LACIE: Listener-Aware Finetuning for Confidence Calibration in Large Language Models
Elias Stengel-Eskin, Peter Hase, Mohit Bansal
TL;DR
The paper tackles the problem of overconfident and sometimes untruthful outputs from large language models by introducing LACIE, a listener-aware finetuning framework that optimizes for how a hypothetical listener would judge an answer. By constructing a two-agent data generation loop and applying Direct Preference Optimization to induce calibrated listener responses, the authors show substantial improvements in induced listener calibration across multiple models and even human evaluators. Key findings include large gains in AUROC and precision, reduced false accepts by humans, and robust transfer to out-of-domain data such as TruthfulQA, accompanied by emergent abstention behavior on uncertain items. The work advances safer and more trustworthy AI-assisted information seeking and demonstrates the practical value of incorporating pragmatics and listener modeling into calibrating model confidence.
Abstract
When answering questions, LLMs can convey not only an answer, but a level of confidence about the answer being correct. This includes explicit confidence markers (e.g. giving a numeric score) as well as implicit markers, like an authoritative tone or elaborating with additional knowledge. For LLMs to be trustworthy knowledge sources, the confidence they convey should match their actual expertise; however, most current models tend towards overconfidence. To calibrate both implicit and explicit confidence markers, we introduce a pragmatic, listener-aware finetuning method (LACIE) that models the listener, considering not only whether an answer is right, but whether it will be accepted by a listener.
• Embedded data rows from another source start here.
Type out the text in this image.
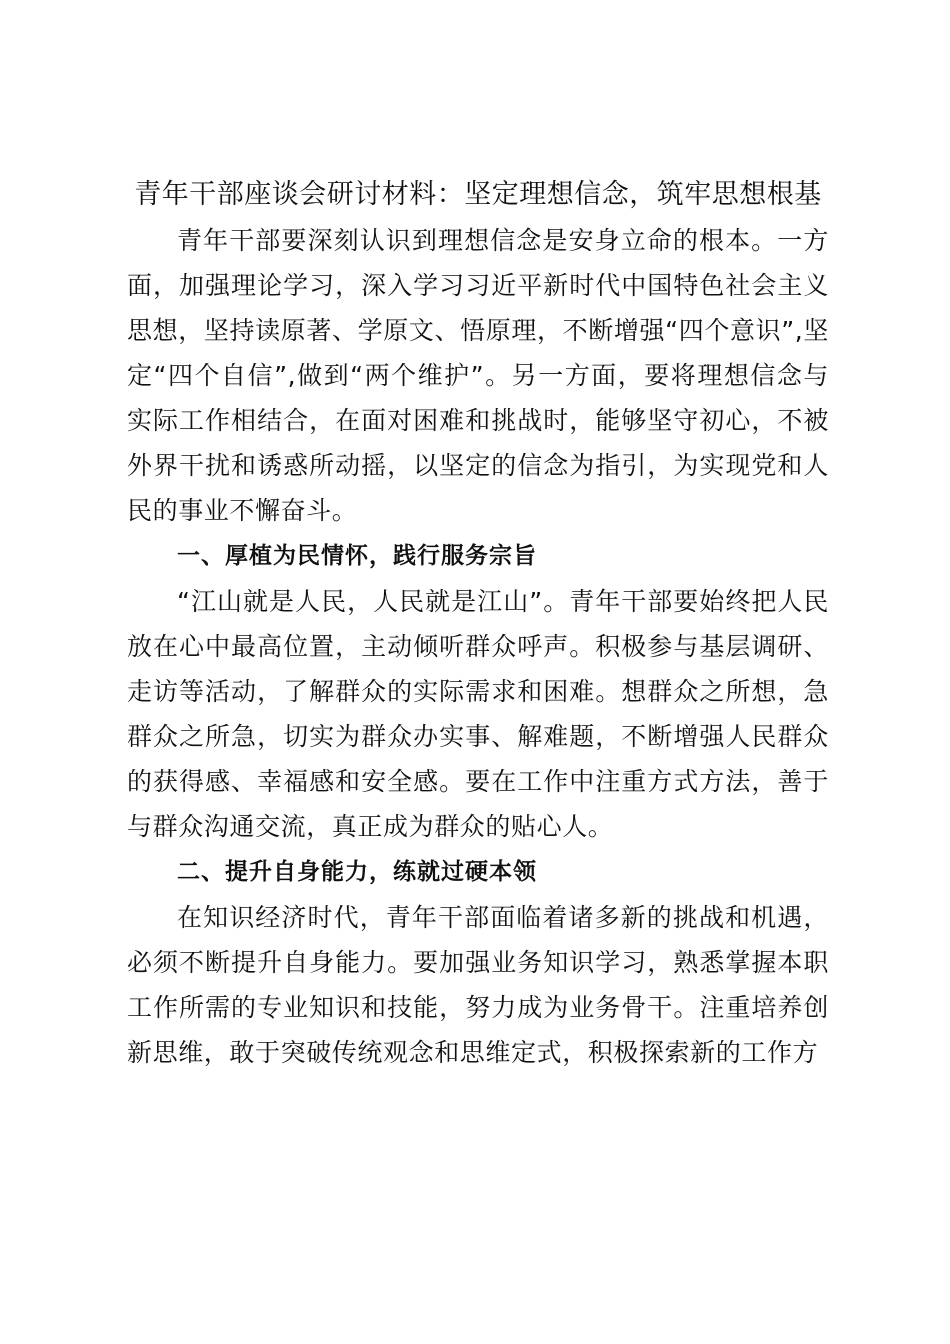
青年干部座谈会研讨材料：坚定理想信念，筑牢思想根基

青年干部要深刻认识到理想信念是安身立命的根本。一方面，加强理论学习，深入学习习近平新时代中国特色社会主义思想，坚持读原著、学原文、悟原理，不断增强“四个意识”,坚定“四个自信”,做到“两个维护”。另一方面，要将理想信念与实际工作相结合，在面对困难和挑战时，能够坚守初心，不被外界干扰和诱惑所动摇，以坚定的信念为指引，为实现党和人民的事业不懈奋斗。

一、厚植为民情怀，践行服务宗旨

“江山就是人民，人民就是江山”。青年干部要始终把人民放在心中最高位置，主动倾听群众呼声。积极参与基层调研、走访等活动，了解群众的实际需求和困难。想群众之所想，急群众之所急，切实为群众办实事、解难题，不断增强人民群众的获得感、幸福感和安全感。要在工作中注重方式方法，善于与群众沟通交流，真正成为群众的贴心人。

二、提升自身能力，练就过硬本领

在知识经济时代，青年干部面临着诸多新的挑战和机遇，必须不断提升自身能力。要加强业务知识学习，熟悉掌握本职工作所需的专业知识和技能，努力成为业务骨干。注重培养创新思维，敢于突破传统观念和思维定式，积极探索新的工作方
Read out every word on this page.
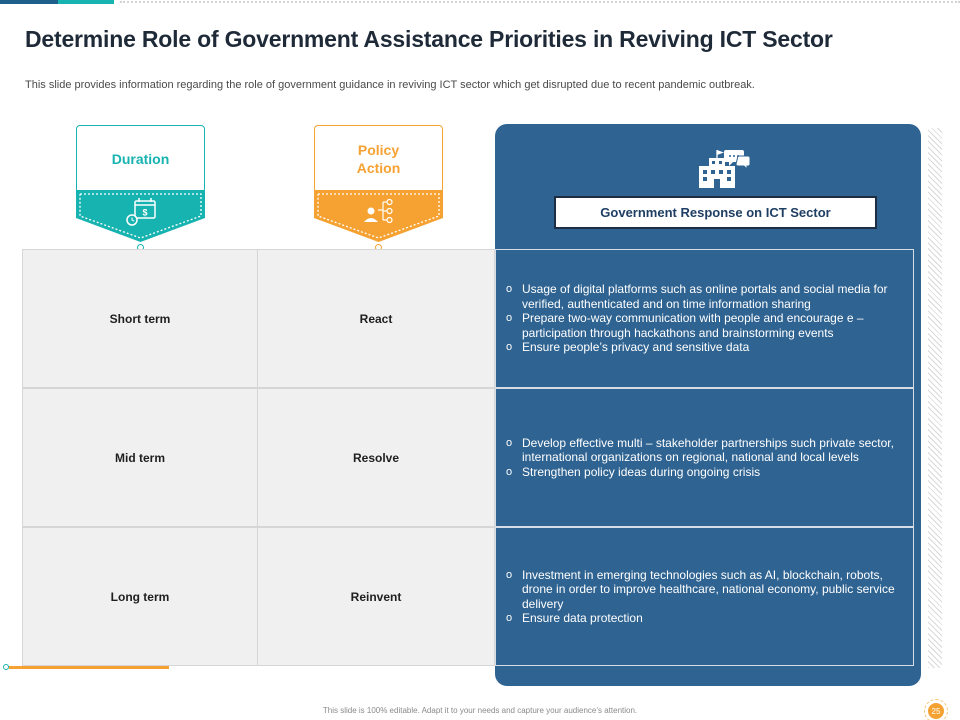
Determine Role of Government Assistance Priorities in Reviving ICT Sector

This slide provides information regarding the role of government guidance in reviving ICT sector which get disrupted due to recent pandemic outbreak.

Duration
$
Policy
Action
Government Response on ICT Sector
Short term	React
o Usage of digital platforms such as online portals and social media for verified, authenticated and on time information sharing
o Prepare two-way communication with people and encourage e – participation through hackathons and brainstorming events
o Ensure people’s privacy and sensitive data
Mid term	Resolve
o Develop effective multi – stakeholder partnerships such private sector, international organizations on regional, national and local levels
o Strengthen policy ideas during ongoing crisis
Long term	Reinvent
o Investment in emerging technologies such as AI, blockchain, robots, drone in order to improve healthcare, national economy, public service delivery
o Ensure data protection
This slide is 100% editable. Adapt it to your needs and capture your audience’s attention.	25
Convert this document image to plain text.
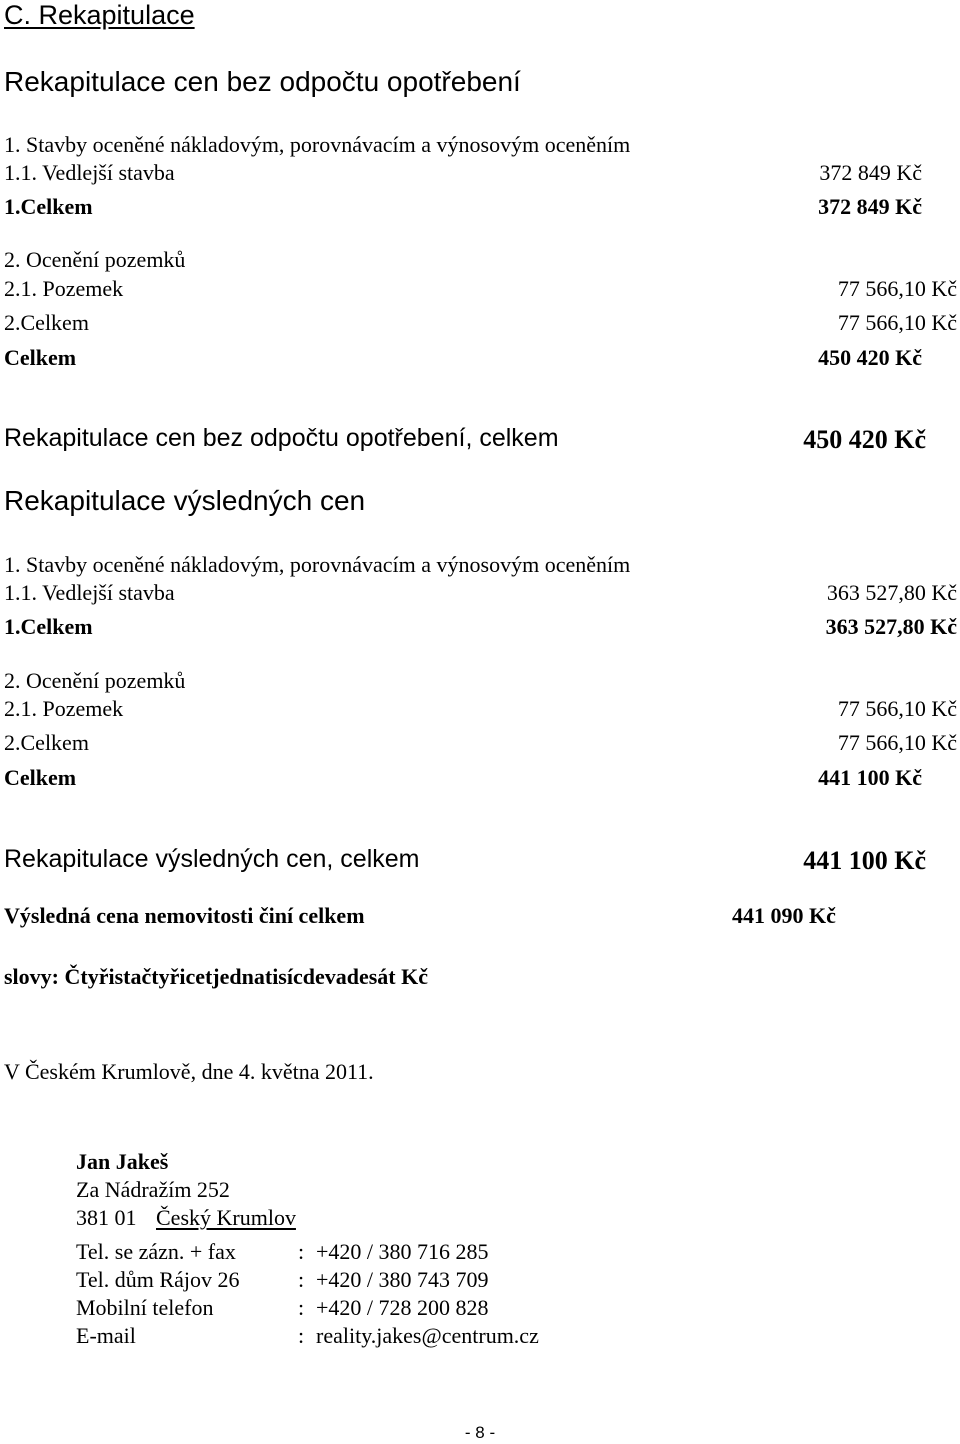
C. Rekapitulace
Rekapitulace cen bez odpočtu opotřebení
1. Stavby oceněné nákladovým, porovnávacím a výnosovým oceněním
1.1. Vedlejší stavba	372 849 Kč
1.Celkem	372 849 Kč
2. Ocenění pozemků
2.1. Pozemek	77 566,10 Kč
2.Celkem	77 566,10 Kč
Celkem	450 420 Kč
Rekapitulace cen bez odpočtu opotřebení, celkem	450 420 Kč
Rekapitulace výsledných cen
1. Stavby oceněné nákladovým, porovnávacím a výnosovým oceněním
1.1. Vedlejší stavba	363 527,80 Kč
1.Celkem	363 527,80 Kč
2. Ocenění pozemků
2.1. Pozemek	77 566,10 Kč
2.Celkem	77 566,10 Kč
Celkem	441 100 Kč
Rekapitulace výsledných cen, celkem	441 100 Kč
Výsledná cena nemovitosti činí celkem	441 090 Kč
slovy: Čtyřistačtyřicetjednatisícdevadesát Kč
V Českém Krumlově, dne 4. května 2011.
Jan Jakeš
Za Nádražím 252
381 01 Český Krumlov
Tel. se zázn. + fax	: +420 / 380 716 285
Tel. dům Rájov 26	: +420 / 380 743 709
Mobilní telefon	: +420 / 728 200 828
E-mail	: reality.jakes@centrum.cz
- 8 -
We cast calibration as preference optimization, creating data via a two-agent game, where a speaker model's outputs are judged by a simulated listener. We then finetune three LLMs (Mistral-7B, Llama3-8B, Llama3-70B) with LACIE, and show that the resulting models are better calibrated w.r.t. a simulated listener. Crucially, these trends transfer to human listeners, helping them correctly predict model correctness: we conduct a human evaluation where annotators accept or reject an LLM's answers, finding that training with LACIE results in 47% fewer incorrect answers being accepted while maintaining the same level of acceptance for correct answers. Furthermore, LACIE generalizes to another dataset, resulting in a large increase in truthfulness on TruthfulQA when trained on TriviaQA. Our analysis indicates that LACIE leads to a better confidence separation between correct and incorrect examples. Qualitatively, we find that a LACIE-trained model hedges more and implicitly signals certainty when it is correct by using an authoritative tone or including details. Finally, LACIE finetuning leads to an emergent increase in model abstention (e.g. saying "I don't know") for answers that are likely wrong.